L’appel à la « stabilité » : un mantra peu efficace
L’appel insistant à la « stabilité » dans le discours gouvernemental et dans celui de ses soutiens rencontre un écho bien modeste. C’est que ce terme, étranger à l’inspiration originelle du macronisme, se heurte d’évidence à son bilan négatif et aux conséquences délétères de la dissolution de 2024. Dès lors – pour le moment du moins – c’est le désir de rupture qui se répand dans l’opinion et qui s’exerce contre le pouvoir actuel.
« Stabilité » est l’un des maîtres mots de la séquence politique actuelle. Il revient comme un leitmotiv dans les discours – mi-implorants, mi-impérieux – appelant à soutenir le Premier ministre dans le vote décisif à l’Assemblée nationale le 8 septembre prochain. On l’a entendu aussi bien chez Emmanuel Macron lors du dernier Conseil des ministres franco-allemand que chez Gabriel Attal ; et bien sûr chez François Bayrou dans le véritable carpet bombing oratoire auquel il se livre depuis une semaine et dont il faut saluer la prouesse technique et physique.
L’argument de la « stabilité » ne manque certes pas de poids dans une période aussi troublée sur le plan international que lourde de dangers sur le plan intérieur, dans un pays multi-fracturé et sans majorité parlementaire. Ce thème est d’ailleurs l’une des grandes conditions de toute vie en société et les institutions communes ont précisément pour mission première de la garantir. Car sans stabilité, point de projection possible dans l’avenir pour les communautés comme pour les individus. On connaît la demande répétée (et vaine) des entreprises pour la stabilité fiscale et règlementaire, désormais doublée d’une demande de stabilité politique lors des dernières Rencontres des entreprises françaises (REF).
Dissonance cognitive
Mais employé par le gouvernement, le mot provoque une sérieuse dissonance cognitive chez le destinataire d’un tel discours, tant sont nombreuses les contradictions qui le minent ; ce qui constitue un péché mortel dans toute argumentation.
« Stabilité » appartient d’abord à un registre sémantique opposé au discours fondateur du macronisme, tout empli, saint-simonisme oblige, de « mouvement », de « mobilité », de « dépassement », voire « de révolution » dans un projet politique de rupture affichée avec l’ordre établi : contre l’immobilisme délétère des archaïsmes français, ne fallait-il pas résolument mettre le pays « en marche » ?
Surtout ce mot d’ordre est contredit par la dissolution de 2024 et ses conséquences qui ont justement brisé la (déjà fragile) stabilité politique des années précédentes.

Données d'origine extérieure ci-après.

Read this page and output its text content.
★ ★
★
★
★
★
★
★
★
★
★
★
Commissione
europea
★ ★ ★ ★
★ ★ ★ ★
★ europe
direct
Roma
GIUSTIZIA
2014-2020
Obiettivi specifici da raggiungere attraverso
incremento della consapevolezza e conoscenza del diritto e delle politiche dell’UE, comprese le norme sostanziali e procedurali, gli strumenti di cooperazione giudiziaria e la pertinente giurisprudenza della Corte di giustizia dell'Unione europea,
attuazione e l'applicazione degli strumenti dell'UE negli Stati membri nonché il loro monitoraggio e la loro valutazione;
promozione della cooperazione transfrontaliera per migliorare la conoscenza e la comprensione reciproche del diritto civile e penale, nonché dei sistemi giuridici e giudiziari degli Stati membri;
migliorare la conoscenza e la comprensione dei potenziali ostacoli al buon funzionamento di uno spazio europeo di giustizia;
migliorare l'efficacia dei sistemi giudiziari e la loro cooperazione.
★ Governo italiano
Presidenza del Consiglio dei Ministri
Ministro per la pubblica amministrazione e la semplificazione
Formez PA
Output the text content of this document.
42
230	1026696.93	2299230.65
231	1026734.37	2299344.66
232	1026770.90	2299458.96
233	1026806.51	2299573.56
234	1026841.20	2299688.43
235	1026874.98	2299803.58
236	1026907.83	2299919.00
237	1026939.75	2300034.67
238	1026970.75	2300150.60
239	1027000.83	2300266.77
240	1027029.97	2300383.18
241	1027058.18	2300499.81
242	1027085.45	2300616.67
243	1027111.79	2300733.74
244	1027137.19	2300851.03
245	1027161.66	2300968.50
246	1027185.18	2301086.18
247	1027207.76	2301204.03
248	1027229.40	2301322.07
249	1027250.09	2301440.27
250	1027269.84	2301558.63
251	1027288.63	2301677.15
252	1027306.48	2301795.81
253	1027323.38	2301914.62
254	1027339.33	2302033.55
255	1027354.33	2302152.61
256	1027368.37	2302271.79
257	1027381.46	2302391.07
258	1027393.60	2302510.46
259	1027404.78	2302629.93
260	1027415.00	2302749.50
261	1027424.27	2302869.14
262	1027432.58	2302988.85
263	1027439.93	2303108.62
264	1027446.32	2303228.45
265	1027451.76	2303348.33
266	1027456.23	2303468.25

Sans oublier les changements incessants de ministres, particulièrement graves pour les ministères chargés du long terme comme l’Education nationale, qui en est à son sixième titulaire en trois ans. Plus encore, le bilan négatif du macronisme dans de nombreux domaines démonétise l’appel à une « stabilité » qui serait synonyme de continuité dans l’échec.
Rétorsion rhétorique
Dès lors, à l’instar de l’autre mot fétiche du pouvoir en ce moment, celui de « responsabilité », l’argument de la stabilité se heurte bien vite à l’écueil fatal en rhétorique, à savoir la perte de légitimité du locuteur au vu de sa pratique et de son bilan qui sapent la crédibilité de son discours. En termes techniques, c’est l’éthos de l’orateur, sa stature à la fois morale et politique, qui sont mis en cause à travers une attaque frontale de son action au nom de ses propres arguments. C’est le principe même de la « rétorsion rhétorique ».
De fait, les adversaires de la macronie n’ont pas tardé à s’engouffrer dans la brèche et à retourner l’argument. On l’a vu avec la diatribe d’Olivier Faure sur le thème : « Les irresponsables, c’est vous » ! « Les ingénieurs du chaos, c’est vous ! etc. » Et la voie est grande ouverte à qui ironisera sur « la stabilité dans l’endettement, dans la délinquance et dans la submersion migratoire, etc… »
Diversion rhétorique
Face un tel péril, il ne restait au Premier ministre qu’à tenter une ultime manœuvre : déplacer le débat sur un autre sujet, aussi passionnel que possible. C’est tout le sens des attaques répétées et inattendues contre les « boomers « dans la bouche d’un homme né en 1951. L’écho considérable de cette confrontation générationnelle dans les médias et sur les réseaux sociaux montre l’incontestable réussite de ce cas magistral de « diversion rhétorique ».
A moins que celle-ci ne provoque, à l’approche de scrutins majeurs, l’aliénation d’un électorat décisif, celui des séniors, qu’Emmanuel Macron avait su rallier massivement à lui depuis le second tour des élections de 2017.